Die Gewinnung von kaltgepresstem Speiseöl ist schonender, weswegen die begehrten Inhaltsstoffe besser erhalten werden. Trotzdem kann die Frage nicht pauschal mit „Ja“ beantwortet werden, da das Einsatzgebiet von nativem Öl begrenzt ist. Möchten Sie es für die kalte Küche verwenden, ist das kalt gepresste Öl definitiv gesünder – und schmackhafter. Die Vorteile können allerdings schnell ins Gegenteil umschlagen, wenn Sie natives Öl falsch einsetzen oder lagern. Es ist nicht so haltbar wie raffiniertes Öl und empfindlicher, was Licht und Wärme angeht. Außerdem ist natives Öl weniger hitzebeständig. Beim Kochen können sich die gesunden Inhaltsstoffe nicht nur schnell verflüchtigen, es können sogar gesundheitsschädliche Stoffe hinzukommen, wenn die Pfanne zu heiß war und der Rauchpunkt überschritten wurde. Allgemein kann festgestellt werden, dass Rapsöl gesund ist. Ob Sie von nativem oder raffiniertem Öl besser profitieren können, hängt also vor allem davon ab, wofür Sie es verwenden möchten.

Wo gibt es ein gutes Rapsöl?

Gutes Rapsöl kaltgepresst oder raffiniert finden Sie in allen gut sortierten Supermärkten (z. B. Rapsöl im Aldi), im Bioladen um die Ecke, aber auch in Drogerien, die verschiedene Öle und Größen (z. B. Rapsöl 10 l Behälter) im Sortiment haben. Auch online können Sie in verschiedenen Feinkost-Shops gute Rapsöle bestellen, die Sie sicher qualitativ überzeugen werden. Möchten Sie Rapsöl günstig kaufen, wenn Sie online einen Preisvergleich durchführen und so ein gutes Rapsöl zu einem fairen Preis finden. Auch ein bestes Rapsöl oder den Rapsöl Vergleichssieger von Stiftung Warentest finden Sie am schnellsten über einen Rapsöl Test , den Sie online durchführen können.

Die beliebtesten Rapsöl-Marken und Hersteller

Sie möchten ein Rapsöl kaufen, das geschmacklich überzeugt? Hier empfehlen wir Ihnen folgende Hersteller und Marken.

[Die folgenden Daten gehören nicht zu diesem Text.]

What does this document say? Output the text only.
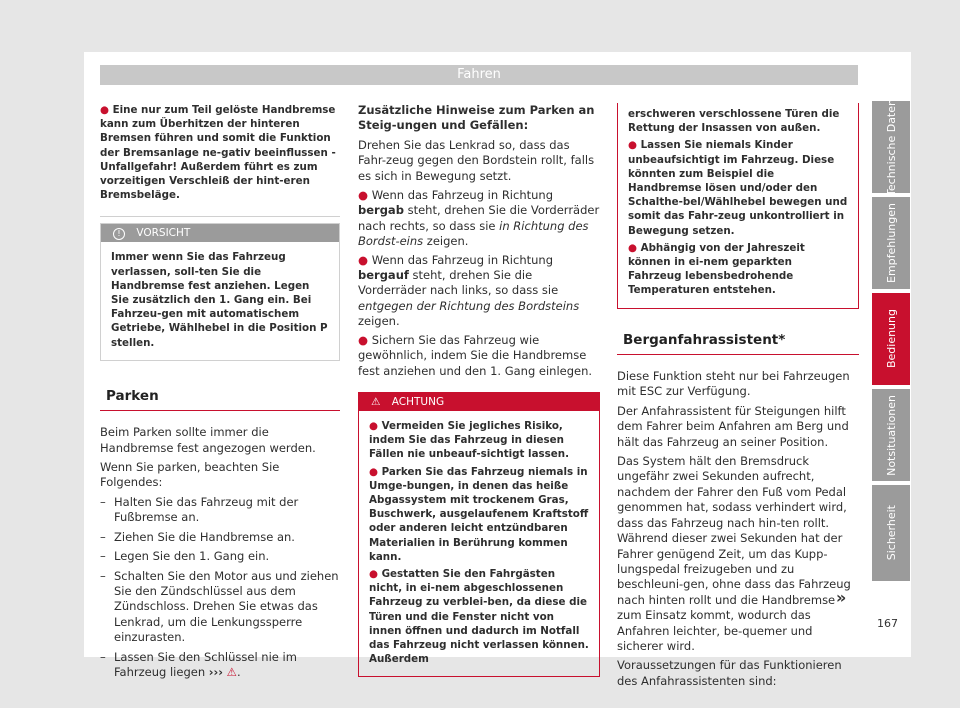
Fahren
● Eine nur zum Teil gelöste Handbremse kann zum Überhitzen der hinteren Bremsen führen und somit die Funktion der Bremsanlage ne-gativ beeinflussen - Unfallgefahr! Außerdem führt es zum vorzeitigen Verschleiß der hint-eren Bremsbeläge.
! VORSICHT
Immer wenn Sie das Fahrzeug verlassen, soll-ten Sie die Handbremse fest anziehen. Legen Sie zusätzlich den 1. Gang ein. Bei Fahrzeu-gen mit automatischem Getriebe, Wählhebel in die Position P stellen.
Parken

Beim Parken sollte immer die Handbremse fest angezogen werden.

Wenn Sie parken, beachten Sie Folgendes:

– Halten Sie das Fahrzeug mit der Fußbremse an.
– Ziehen Sie die Handbremse an.
– Legen Sie den 1. Gang ein.
– Schalten Sie den Motor aus und ziehen Sie den Zündschlüssel aus dem Zündschloss. Drehen Sie etwas das Lenkrad, um die Lenkungssperre einzurasten.
– Lassen Sie den Schlüssel nie im Fahrzeug liegen ››› ⚠.
Zusätzliche Hinweise zum Parken an Steig-ungen und Gefällen:

Drehen Sie das Lenkrad so, dass das Fahr-zeug gegen den Bordstein rollt, falls es sich in Bewegung setzt.

● Wenn das Fahrzeug in Richtung bergab steht, drehen Sie die Vorderräder nach rechts, so dass sie in Richtung des Bordst-eins zeigen.
● Wenn das Fahrzeug in Richtung bergauf steht, drehen Sie die Vorderräder nach links, so dass sie entgegen der Richtung des Bordsteins zeigen.
● Sichern Sie das Fahrzeug wie gewöhnlich, indem Sie die Handbremse fest anziehen und den 1. Gang einlegen.
⚠ ACHTUNG
● Vermeiden Sie jegliches Risiko, indem Sie das Fahrzeug in diesen Fällen nie unbeauf-sichtigt lassen.
● Parken Sie das Fahrzeug niemals in Umge-bungen, in denen das heiße Abgassystem mit trockenem Gras, Buschwerk, ausgelaufenem Kraftstoff oder anderen leicht entzündbaren Materialien in Berührung kommen kann.
● Gestatten Sie den Fahrgästen nicht, in ei-nem abgeschlossenen Fahrzeug zu verblei-ben, da diese die Türen und die Fenster nicht von innen öffnen und dadurch im Notfall das Fahrzeug nicht verlassen können. Außerdem
erschweren verschlossene Türen die Rettung der Insassen von außen.
● Lassen Sie niemals Kinder unbeaufsichtigt im Fahrzeug. Diese könnten zum Beispiel die Handbremse lösen und/oder den Schalthe-bel/Wählhebel bewegen und somit das Fahr-zeug unkontrolliert in Bewegung setzen.
● Abhängig von der Jahreszeit können in ei-nem geparkten Fahrzeug lebensbedrohende Temperaturen entstehen.
Berganfahrassistent*

Diese Funktion steht nur bei Fahrzeugen mit ESC zur Verfügung.

Der Anfahrassistent für Steigungen hilft dem Fahrer beim Anfahren am Berg und hält das Fahrzeug an seiner Position.

Das System hält den Bremsdruck ungefähr zwei Sekunden aufrecht, nachdem der Fahrer den Fuß vom Pedal genommen hat, sodass verhindert wird, dass das Fahrzeug nach hin-ten rollt. Während dieser zwei Sekunden hat der Fahrer genügend Zeit, um das Kupp-lungspedal freizugeben und zu beschleuni-gen, ohne dass das Fahrzeug nach hinten rollt und die Handbremse zum Einsatz kommt, wodurch das Anfahren leichter, be-quemer und sicherer wird.

Voraussetzungen für das Funktionieren des Anfahrassistenten sind:

»
Technische Daten
Empfehlungen
Bedienung
Notsituationen
Sicherheit
167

  • Teutoburger Ölmühle GmbH
  • RAPSO
  • Bio Planetè
  • Naturwert
  • THOMY
  • HiPP
  • Bio Planète
  • Brölio
  • Byodo
  • Rapunzel
  • Taste of Sweden
  • Basic Bio
  • Fandler
  • Albaöl

Als sehr beliebt hat sich das Rapso Rapsöl entpuppt. Generell bieten diese Hersteller noch viele weitere gesunde Öle an und mitunter übrigens auch Rapsöl mit Buttergeschmack.

Fazit

Dass Rapsöl gesund ist, wissen Sie nun. Allerdings kommt es auch ganz darauf an, dass Sie das Rapsöl richtig lagern und verwenden. Ist das Rapsöl raffiniert, eignet es sich zum Beispiel als Rapsöl zum Backen oder Rapsöl zum Frittieren, während Sie kaltgepresstes Rapsöl eher für Salate verwenden sollten, wie z. B. Rapso Rapsöl mit Buttergeschmack. Achten Sie beim Kauf auf die Rapsöl Nährwerte, die Rapsöl Herstellung sowie auf das korrekte Rapsöl erhitzen (vor allem auf den Rapsöl Rauchpunkt), damit keine giftigen Stoffe entstehen. Bei der Frage „Rapsöl oder Sonnenblumenöl?“ oder auch „Rapsöl oder Olivenöl?“ kommt es dabei auf Ihren persönlichen Geschmack an. Wenn Sie das typisch nussige Aroma mögen, treffen Sie mit einem kaltgepressten Rapsöl genau die richtige Wahl. Zum Braten und Kochen ist ein Sonnenblumenöl ebenso gut geeignet.